The Farber family—George (Tim Roth), Anna (Naomi Watts), and young Georgie (Devon Gearhart)—drive through the countryside to their summer home. Shortly after they arrive, two well-mannered young men, Paul (Michael Pitt) and Peter (Brady Corbet), appear, hoping to borrow some eggs. But they are neither friendly neighbors nor interested in eggs. Taking the family hostage, the intruders proceed to entertain themselves with increasingly sadistic “games.” Then, with alarming politeness, Paul bets the Farbers that they won’t survive the next 12 hours. He turns to the camera: “Think they stand a chance?”

It may not be immediately evident that an unrelentingly brutal home-invasion thriller can rekindle your faith in a cinema of ideas, but that’s what Funny Games does. In every detail, Michael Haneke’s remake of his own 1997 Austrian film is constructed expressly to comment on itself.
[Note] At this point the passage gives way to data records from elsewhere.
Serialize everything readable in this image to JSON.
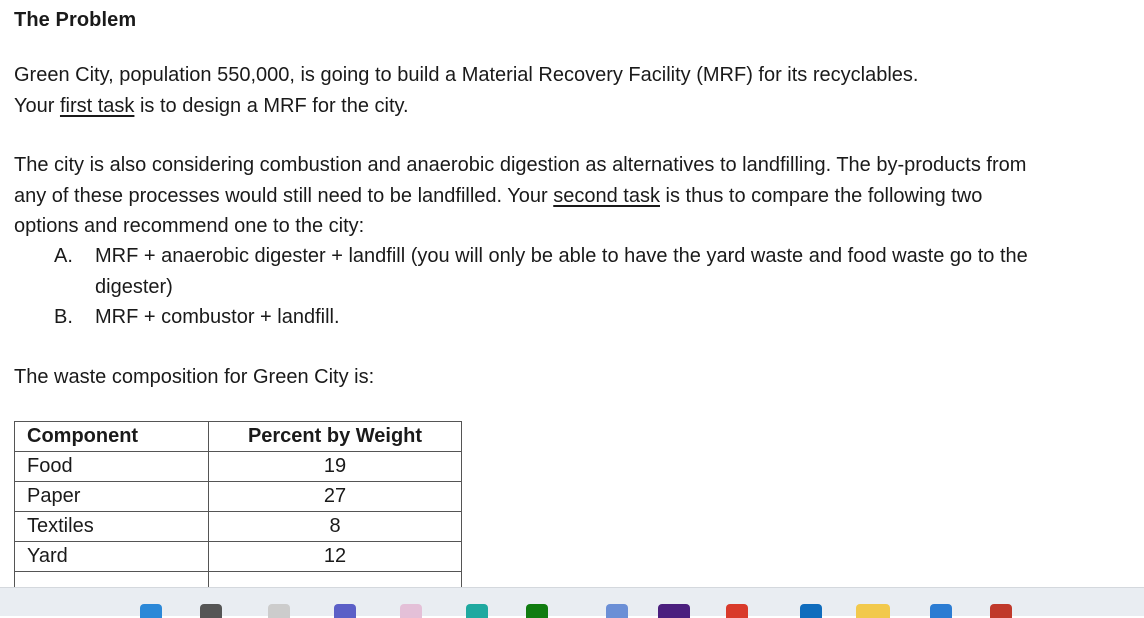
{
  "heading": "The Problem",
  "paragraph1": {
    "line1": "Green City, population 550,000, is going to build a Material Recovery Facility (MRF) for its recyclables.",
    "line2_pre": "Your ",
    "line2_underlined": "first task",
    "line2_post": " is to design a MRF for the city."
  },
  "paragraph2": {
    "text_pre": "The city is also considering combustion and anaerobic digestion as alternatives to landfilling. The by-products from any of these processes would still need to be landfilled. Your ",
    "underlined": "second task",
    "text_post": " is thus to compare the following two options and recommend one to the city:"
  },
  "options": [
    {
      "marker": "A.",
      "text": "MRF + anaerobic digester + landfill (you will only be able to have the yard waste and food waste go to the digester)"
    },
    {
      "marker": "B.",
      "text": "MRF + combustor + landfill."
    }
  ],
  "paragraph3": "The waste composition for Green City is:",
  "table": {
    "headers": [
      "Component",
      "Percent by Weight"
    ],
    "rows": [
      {
        "component": "Food",
        "percent": "19"
      },
      {
        "component": "Paper",
        "percent": "27"
      },
      {
        "component": "Textiles",
        "percent": "8"
      },
      {
        "component": "Yard",
        "percent": "12"
      }
    ]
  },
  "taskbar": {
    "icons": [
      {
        "name": "windows-start-icon",
        "color": "#2b88d8"
      },
      {
        "name": "search-icon",
        "color": "#555555"
      },
      {
        "name": "task-view-icon",
        "color": "#cccccc"
      },
      {
        "name": "teams-icon",
        "color": "#5b5fc7"
      },
      {
        "name": "app-icon",
        "color": "#e4c0d8"
      },
      {
        "name": "edge-icon",
        "color": "#1fa9a0"
      },
      {
        "name": "xbox-icon",
        "color": "#107c10"
      },
      {
        "name": "people-icon",
        "color": "#6b8fd6"
      },
      {
        "name": "onenote-icon",
        "color": "#4b1f7e"
      },
      {
        "name": "chrome-icon",
        "color": "#d93a2b"
      },
      {
        "name": "outlook-icon",
        "color": "#0f6cbd"
      },
      {
        "name": "file-explorer-icon",
        "color": "#f2c94c"
      },
      {
        "name": "word-icon",
        "color": "#2b7cd3"
      },
      {
        "name": "calendar-icon",
        "color": "#c0392b"
      }
    ]
  }
}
The physical and psychological violence forms a powerful, self-reflexive conceit to challenge the audience’s complicity and systematically frustrate the impulse toward gratification. At one point, Haneke literally hands control of the film itself over to one of his characters.

Refusing to tiptoe around the brutality inflicted on the family, Haneke doesn’t want to entertain you; he wants to challenge you. He wants blood flowing to your brain, not just across the linoleum. Why wouldn’t he remake the film for Americans? It’s about us.